以"全样本 SHAP 热力图"的生成为例：

python 复制代码

# 提取排序后的数据并设置颜色阈值
heat_data = shap_mat[sample_order][:, top_idx].T
vmax = np.percentile(np.abs(heat_data), 98)

# 自定义高颜值热力图
fig_h, ax_h = plt.subplots(figsize=(16, 9), dpi=150)
# 使用 RdBu_r 红蓝渐变色带，清晰对比正负贡献
im_h = ax_h.imshow(heat_data, aspect="auto", cmap="RdBu_r", vmin=-vmax, vmax=vmax)

ax_h.set_title("SHAP Values Heatmap", fontsize=20, pad=12, fontweight="bold")
# 去除多余的网格线，保持画面干净
# ... (详见文末完整代码)

💻 完整源码（拿去即用）

以下是完整的 Python 脚本。运行前请确保安装了 xgboost, shap, pandas, matplotlib, scikit-learn 等依赖。

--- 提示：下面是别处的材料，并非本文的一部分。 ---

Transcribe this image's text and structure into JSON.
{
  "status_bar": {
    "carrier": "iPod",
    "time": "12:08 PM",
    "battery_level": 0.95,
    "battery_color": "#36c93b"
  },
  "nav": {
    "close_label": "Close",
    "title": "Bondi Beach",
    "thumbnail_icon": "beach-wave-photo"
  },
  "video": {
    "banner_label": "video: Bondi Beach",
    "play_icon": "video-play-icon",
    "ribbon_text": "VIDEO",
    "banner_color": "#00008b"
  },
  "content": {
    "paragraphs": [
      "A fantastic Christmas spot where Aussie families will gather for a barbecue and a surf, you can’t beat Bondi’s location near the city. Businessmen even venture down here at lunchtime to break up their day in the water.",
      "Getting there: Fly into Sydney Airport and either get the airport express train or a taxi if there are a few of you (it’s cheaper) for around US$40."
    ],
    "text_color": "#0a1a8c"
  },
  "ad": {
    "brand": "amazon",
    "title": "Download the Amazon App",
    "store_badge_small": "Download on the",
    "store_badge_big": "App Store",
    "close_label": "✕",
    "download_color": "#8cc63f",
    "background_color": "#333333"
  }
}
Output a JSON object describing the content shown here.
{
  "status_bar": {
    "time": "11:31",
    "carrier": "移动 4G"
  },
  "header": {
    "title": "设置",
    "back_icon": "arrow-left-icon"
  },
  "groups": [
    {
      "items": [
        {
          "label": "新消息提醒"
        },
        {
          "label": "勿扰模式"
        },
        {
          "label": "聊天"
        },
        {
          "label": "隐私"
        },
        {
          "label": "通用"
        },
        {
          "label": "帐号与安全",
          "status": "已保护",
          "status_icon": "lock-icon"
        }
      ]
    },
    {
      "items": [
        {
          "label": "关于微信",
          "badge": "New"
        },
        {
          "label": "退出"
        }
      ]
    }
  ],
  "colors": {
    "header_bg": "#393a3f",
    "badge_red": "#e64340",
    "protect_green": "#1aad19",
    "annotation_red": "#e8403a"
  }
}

你只需要把 FILE_PATH 改成你自己的数据路径，调整一下映射字典，运行后在同级目录下就会自动生成 10 张高清美图和一个模型指标评估表（包含 R², RMSE, MAE）。

python 复制代码

# -*- coding: utf-8 -*-
"""
功能：XGBoost 模型训练及 10 种出版级 SHAP 可视化出图
特点：高分辨率 (400 DPI)、明亮极简配色、支持中文字段映射
"""

import os
import sys
import importlib
import numpy as np
import pandas as pd
import matplotlib.pyplot as plt
import xgboost as xgb
from sklearn.metrics import mean_absolute_error, mean_squared_error, r2_score
from sklearn.model_selection import train_test_split

if __name__ == "__main__":
    current_dir = os.path.dirname(os.path.abspath(__file__))
    sys.path = [p for p in sys.path if os.path.abspath(p or ".") != current_dir]

shap = importlib.import_module("shap")

# ==================== 参数配置区 ====================
FIG_DPI = 400
TOP_N = 15
RANDOM_HEATMAP_SAMPLES = 20

# 数据路径请替换为您自己的 CSV
FILE_PATH = "./data/dataset.csv"
TARGET_COL = "XHM"

# 字段映射（为了图表展示更直观）
FEATURE_CN_MAP = {
    "Feat1": "人均GDP",
    "Feat2": "专利/万人",
    "Feat3": "对外开放度",
    "Feat4": "产业高级化",
    "Feat5": "科技支出占比",
    "Feat6": "交通可达性",
    "Feat7": "普惠金融指数",
}
TARGET_CN_NAME = "韧性指数"

# 解决图表中文字体显示问题
plt.rcParams["font.family"] = ["SimSun", "DejaVu Sans"]
plt.rcParams["axes.unicode_minus"] = False
# ====================================================

# 1. 数据加载与清洗
df = pd.read_csv(FILE_PATH)
df_numeric = df.select_dtypes(include=[np.number])
df_numeric = df_numeric.loc[:, df_numeric.nunique(dropna=True) > 1]
df_numeric = df_numeric.replace([np.inf, -np.inf], np.nan).dropna()

if TARGET_COL not in df_numeric.columns:
    raise ValueError(f"目标列 `{TARGET_COL}` 不在数据中。")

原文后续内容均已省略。